Report: Decades of coal ash pollution leaking Into Potomac

earth-newFive coal ash ponds at Dominion’s Possum Point power plant have been illegally leaking toxic pollutants for decades into groundwater and two popular waterways near Washington, D.C., charged conservation groups in a notice filed today.

The Southern Environmental Law Center, representing the Potomac Riverkeeper and the Sierra Club, sent notice today to Dominion and the Virginia Department of Environmental Quality (DEQ) that it will bring suit under the Clean Water Act to stop the release of coal ash pollutants, such as arsenic and cadmium, into Quantico Creek just before it empties into the Potomac River.

“Virginians were already harmed by coal ash from the Dan River spill earlier this year,” said Greg Buppert of southern environmental law center. “Nothing short of moving all of the coal ash to dry, lined storage away from waterways is an acceptable solution.”

The notice outlines how Dominion abandoned three of the five coal ash ponds at Possum Point almost fifty years ago and has since neglected to monitor or remediate these unlined, uncapped ponds. Dominion had not been forthcoming about the existence of the three ash ponds, and it only sent notification to state officials after this year’s catastrophic coal ash spill in the Dan River thrust coal ash pollution into the national spotlight. Dominion is currently seeking a new permit from deq to continue the pollution.

“Instead of giving Dominion a license to continue polluting our waterways, the state needs to enforce a thorough clean up of Possum Point’s coal ash,” said Glen Besa of Sierra Club. “Dominion’s failure to even disclose the decades-old, unpermitted coal ash pits until recently raises serious questions about its willingness to address these ongoing problems.”

In addition, two active coal ash ponds occupying 92 acres at Possum Point have been polluting both groundwater and the nearby waterways in violation of the Clean Water Act for at least a decade.

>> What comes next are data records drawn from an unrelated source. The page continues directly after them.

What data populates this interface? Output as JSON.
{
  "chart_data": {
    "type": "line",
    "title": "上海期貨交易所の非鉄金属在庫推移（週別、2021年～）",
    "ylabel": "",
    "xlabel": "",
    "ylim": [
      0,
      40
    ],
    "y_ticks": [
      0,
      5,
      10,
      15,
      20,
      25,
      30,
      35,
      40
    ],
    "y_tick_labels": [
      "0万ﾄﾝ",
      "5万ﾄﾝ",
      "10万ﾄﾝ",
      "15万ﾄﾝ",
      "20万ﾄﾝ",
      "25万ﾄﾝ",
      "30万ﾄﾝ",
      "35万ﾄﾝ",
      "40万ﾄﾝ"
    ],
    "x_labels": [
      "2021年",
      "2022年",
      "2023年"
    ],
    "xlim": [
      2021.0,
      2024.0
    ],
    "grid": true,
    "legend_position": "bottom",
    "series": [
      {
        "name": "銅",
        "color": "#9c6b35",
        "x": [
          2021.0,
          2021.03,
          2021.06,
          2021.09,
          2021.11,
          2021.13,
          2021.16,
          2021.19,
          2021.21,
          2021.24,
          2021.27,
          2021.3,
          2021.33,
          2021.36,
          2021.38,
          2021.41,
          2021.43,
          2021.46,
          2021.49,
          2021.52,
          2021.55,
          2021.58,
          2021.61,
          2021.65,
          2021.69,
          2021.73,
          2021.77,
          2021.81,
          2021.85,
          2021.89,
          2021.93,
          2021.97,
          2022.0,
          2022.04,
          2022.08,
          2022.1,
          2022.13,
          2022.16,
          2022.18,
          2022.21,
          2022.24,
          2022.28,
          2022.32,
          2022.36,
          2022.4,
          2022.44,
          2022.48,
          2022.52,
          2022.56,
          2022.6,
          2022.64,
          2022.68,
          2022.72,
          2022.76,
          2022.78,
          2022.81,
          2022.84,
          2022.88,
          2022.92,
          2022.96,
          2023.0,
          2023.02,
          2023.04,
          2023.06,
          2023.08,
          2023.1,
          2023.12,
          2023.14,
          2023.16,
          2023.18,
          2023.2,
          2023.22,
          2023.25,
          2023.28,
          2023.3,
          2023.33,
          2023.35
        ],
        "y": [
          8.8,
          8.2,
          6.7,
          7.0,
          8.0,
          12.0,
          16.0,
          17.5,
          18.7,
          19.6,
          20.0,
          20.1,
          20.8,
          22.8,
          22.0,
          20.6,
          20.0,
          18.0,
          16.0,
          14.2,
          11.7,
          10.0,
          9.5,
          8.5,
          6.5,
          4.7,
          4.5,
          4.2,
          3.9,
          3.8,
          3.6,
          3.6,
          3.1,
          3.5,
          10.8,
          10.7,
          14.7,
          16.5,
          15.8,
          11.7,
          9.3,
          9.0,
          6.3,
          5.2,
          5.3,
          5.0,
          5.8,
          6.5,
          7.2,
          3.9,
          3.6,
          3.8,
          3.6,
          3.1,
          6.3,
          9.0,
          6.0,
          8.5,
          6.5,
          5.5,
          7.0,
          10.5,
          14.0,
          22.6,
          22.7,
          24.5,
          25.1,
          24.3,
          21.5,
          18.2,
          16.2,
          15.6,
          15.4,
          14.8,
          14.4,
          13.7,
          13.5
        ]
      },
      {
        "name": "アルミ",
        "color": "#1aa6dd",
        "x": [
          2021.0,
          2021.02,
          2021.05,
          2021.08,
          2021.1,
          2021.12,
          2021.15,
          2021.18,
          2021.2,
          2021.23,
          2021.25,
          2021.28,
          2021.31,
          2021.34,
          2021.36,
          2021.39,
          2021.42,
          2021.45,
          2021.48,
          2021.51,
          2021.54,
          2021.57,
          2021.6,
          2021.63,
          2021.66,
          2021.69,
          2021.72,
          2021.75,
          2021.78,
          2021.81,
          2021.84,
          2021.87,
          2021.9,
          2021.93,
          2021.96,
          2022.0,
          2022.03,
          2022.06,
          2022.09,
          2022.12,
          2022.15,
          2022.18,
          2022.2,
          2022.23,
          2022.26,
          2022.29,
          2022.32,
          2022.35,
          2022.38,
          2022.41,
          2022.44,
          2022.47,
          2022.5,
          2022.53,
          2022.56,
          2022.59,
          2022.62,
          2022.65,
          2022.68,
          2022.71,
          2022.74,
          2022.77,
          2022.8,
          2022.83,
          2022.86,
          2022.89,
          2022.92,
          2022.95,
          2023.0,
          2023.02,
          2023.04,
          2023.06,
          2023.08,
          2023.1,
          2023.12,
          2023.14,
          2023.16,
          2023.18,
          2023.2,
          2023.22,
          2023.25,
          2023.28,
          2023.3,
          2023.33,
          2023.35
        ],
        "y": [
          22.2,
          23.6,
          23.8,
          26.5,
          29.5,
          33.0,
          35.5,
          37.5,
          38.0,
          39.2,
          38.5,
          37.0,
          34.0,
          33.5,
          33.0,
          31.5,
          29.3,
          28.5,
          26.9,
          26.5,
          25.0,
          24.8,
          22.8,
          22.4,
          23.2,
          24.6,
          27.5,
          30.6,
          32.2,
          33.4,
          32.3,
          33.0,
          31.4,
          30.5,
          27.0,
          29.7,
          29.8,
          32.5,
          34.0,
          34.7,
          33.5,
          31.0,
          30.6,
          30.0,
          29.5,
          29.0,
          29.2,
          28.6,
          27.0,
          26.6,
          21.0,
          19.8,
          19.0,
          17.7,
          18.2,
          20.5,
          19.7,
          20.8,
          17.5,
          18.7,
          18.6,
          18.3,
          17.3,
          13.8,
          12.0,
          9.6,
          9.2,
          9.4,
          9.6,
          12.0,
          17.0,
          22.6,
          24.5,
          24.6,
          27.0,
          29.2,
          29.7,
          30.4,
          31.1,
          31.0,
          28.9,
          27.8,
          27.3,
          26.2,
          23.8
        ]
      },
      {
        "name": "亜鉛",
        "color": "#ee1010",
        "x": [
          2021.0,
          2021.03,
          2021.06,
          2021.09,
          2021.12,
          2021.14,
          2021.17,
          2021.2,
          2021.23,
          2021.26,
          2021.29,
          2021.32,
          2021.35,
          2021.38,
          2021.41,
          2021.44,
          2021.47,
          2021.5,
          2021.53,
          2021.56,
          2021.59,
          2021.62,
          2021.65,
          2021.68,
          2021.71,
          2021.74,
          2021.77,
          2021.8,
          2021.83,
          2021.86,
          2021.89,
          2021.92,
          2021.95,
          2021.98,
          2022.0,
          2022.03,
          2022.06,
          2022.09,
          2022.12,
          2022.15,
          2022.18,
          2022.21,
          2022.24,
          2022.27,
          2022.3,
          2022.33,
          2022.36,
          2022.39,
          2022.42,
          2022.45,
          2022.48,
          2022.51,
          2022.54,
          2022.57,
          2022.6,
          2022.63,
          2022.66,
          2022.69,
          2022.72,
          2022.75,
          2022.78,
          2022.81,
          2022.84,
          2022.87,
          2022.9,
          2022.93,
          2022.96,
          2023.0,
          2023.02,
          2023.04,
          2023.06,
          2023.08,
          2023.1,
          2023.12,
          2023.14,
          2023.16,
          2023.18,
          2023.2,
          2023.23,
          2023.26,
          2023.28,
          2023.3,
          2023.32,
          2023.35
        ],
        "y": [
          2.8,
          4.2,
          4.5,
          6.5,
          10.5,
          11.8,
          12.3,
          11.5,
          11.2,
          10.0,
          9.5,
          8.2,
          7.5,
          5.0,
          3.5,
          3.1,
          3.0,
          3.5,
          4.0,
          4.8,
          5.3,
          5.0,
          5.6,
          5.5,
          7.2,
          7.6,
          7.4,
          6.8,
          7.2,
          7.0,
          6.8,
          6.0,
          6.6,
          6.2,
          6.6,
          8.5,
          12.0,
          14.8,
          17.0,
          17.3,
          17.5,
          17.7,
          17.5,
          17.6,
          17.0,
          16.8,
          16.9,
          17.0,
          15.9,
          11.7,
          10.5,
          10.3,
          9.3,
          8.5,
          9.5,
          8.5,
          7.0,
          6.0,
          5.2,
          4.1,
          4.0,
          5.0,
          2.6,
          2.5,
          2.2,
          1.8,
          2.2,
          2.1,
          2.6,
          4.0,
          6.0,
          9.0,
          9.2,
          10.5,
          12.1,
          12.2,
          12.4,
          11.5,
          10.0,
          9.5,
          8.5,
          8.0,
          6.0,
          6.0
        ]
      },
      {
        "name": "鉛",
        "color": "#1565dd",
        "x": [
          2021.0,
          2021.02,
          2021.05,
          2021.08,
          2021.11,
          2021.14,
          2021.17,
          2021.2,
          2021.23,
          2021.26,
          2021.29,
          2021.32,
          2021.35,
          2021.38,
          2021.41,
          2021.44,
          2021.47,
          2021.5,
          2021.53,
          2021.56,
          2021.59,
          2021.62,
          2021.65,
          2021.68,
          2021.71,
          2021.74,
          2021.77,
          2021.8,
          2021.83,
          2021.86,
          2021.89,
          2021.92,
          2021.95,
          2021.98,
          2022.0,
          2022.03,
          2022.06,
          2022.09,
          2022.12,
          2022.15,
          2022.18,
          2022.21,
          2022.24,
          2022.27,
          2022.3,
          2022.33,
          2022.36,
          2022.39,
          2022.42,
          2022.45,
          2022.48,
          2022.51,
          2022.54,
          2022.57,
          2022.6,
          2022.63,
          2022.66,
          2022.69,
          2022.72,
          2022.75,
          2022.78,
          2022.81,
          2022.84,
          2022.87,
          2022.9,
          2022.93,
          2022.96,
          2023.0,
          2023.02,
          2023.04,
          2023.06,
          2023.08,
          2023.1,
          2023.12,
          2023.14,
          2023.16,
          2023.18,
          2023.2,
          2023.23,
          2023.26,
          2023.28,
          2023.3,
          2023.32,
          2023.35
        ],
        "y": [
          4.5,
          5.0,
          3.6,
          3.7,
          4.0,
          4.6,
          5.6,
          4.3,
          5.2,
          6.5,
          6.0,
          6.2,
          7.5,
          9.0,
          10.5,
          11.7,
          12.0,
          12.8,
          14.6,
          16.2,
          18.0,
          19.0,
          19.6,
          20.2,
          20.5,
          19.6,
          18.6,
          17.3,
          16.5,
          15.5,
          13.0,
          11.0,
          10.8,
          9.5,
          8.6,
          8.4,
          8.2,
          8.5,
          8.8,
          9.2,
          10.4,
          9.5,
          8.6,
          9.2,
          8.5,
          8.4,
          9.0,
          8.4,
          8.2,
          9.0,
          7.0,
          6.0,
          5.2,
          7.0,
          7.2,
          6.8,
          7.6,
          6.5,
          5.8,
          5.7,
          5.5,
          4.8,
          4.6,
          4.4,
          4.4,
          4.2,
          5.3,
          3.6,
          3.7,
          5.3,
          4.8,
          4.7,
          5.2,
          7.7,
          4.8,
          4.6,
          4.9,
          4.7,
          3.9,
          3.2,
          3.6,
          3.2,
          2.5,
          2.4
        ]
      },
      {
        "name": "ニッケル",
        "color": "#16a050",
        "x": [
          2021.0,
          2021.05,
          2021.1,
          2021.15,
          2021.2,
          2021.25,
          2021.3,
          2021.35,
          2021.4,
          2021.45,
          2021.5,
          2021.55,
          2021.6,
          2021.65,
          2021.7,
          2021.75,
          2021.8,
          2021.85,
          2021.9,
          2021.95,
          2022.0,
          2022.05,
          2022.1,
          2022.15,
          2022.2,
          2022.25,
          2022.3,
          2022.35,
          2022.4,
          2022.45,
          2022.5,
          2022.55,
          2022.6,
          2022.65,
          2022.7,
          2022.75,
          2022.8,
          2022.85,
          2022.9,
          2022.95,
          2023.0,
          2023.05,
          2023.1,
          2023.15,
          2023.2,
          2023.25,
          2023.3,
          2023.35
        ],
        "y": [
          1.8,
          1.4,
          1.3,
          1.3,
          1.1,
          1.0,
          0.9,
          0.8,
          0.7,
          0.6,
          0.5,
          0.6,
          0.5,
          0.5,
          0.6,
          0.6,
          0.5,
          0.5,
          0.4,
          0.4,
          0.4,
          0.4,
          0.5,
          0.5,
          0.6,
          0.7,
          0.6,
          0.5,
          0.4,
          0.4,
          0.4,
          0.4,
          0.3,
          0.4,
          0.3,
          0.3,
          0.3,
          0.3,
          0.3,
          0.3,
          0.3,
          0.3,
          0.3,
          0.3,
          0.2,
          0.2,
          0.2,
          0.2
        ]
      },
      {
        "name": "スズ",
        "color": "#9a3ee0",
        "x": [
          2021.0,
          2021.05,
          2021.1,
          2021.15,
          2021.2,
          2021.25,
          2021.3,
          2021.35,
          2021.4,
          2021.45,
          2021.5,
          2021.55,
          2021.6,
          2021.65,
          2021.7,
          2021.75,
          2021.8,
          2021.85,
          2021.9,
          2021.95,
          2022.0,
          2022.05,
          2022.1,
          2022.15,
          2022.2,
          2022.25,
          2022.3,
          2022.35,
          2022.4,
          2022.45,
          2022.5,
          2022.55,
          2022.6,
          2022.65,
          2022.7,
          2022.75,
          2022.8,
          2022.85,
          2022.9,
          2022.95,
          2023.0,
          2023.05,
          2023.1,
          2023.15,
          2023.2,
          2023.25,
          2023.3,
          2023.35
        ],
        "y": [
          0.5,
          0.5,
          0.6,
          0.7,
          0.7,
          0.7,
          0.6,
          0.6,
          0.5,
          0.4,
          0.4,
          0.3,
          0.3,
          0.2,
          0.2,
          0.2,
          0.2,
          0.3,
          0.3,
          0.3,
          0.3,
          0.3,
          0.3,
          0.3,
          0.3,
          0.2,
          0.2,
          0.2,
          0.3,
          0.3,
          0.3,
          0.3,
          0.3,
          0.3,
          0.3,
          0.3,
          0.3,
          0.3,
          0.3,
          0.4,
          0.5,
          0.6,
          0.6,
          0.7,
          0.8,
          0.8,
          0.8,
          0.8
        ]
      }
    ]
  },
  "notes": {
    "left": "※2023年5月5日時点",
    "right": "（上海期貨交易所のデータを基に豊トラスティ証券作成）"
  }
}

Dominion’s groundwater monitoring data show heavy metals levels up to127 times state standards. Although both Dominion and deq have known about the ongoing coal ash pollution at these two ponds, neither has made any attempt to stop the contamination.

Furthermore, EPA’s assessment of these two coal ash ponds indicate that they pose a ‘significant hazard’ or potential for harm to surrounding communities and infrastructure if a dam failure or misoperation were to occur. “The Potomac River, which flows through our nation’s capital to the Chesapeake Bay, has tremendous historic, commercial, and recreational value,” said Sarah Rispin of Potomac Riverkeeper, Inc. “The leaching of toxic heavy metals from Possum Point into the river is just another example of abuses of this national treasure that we have allowed to continue for too long. We expect Dominion to take responsibility for its half-century legacy of pollution and help restore the health of the river.”

Nearly every major river in the Southeast has coal ash ponds from power plants on its banks, and SELC is partnering with conservation groups throughout the region to protect communities and the environment from the dangers of coal ash pollution. Following lawsuits by the Southern Environmental Law Center, two of the three utilities in the Carolinas—South Carolina Electric & Gas and Santee Cooper—are removing coal ash from unlined pits near rivers in South Carolina to safer, dry, lined storage facilities away from rivers and lakes. In addition, SELC currently represents dozens of groups in ten different state and federal lawsuits to clean up at all 14 of Duke Energy’s leaking coal ash sites throughout North Carolina.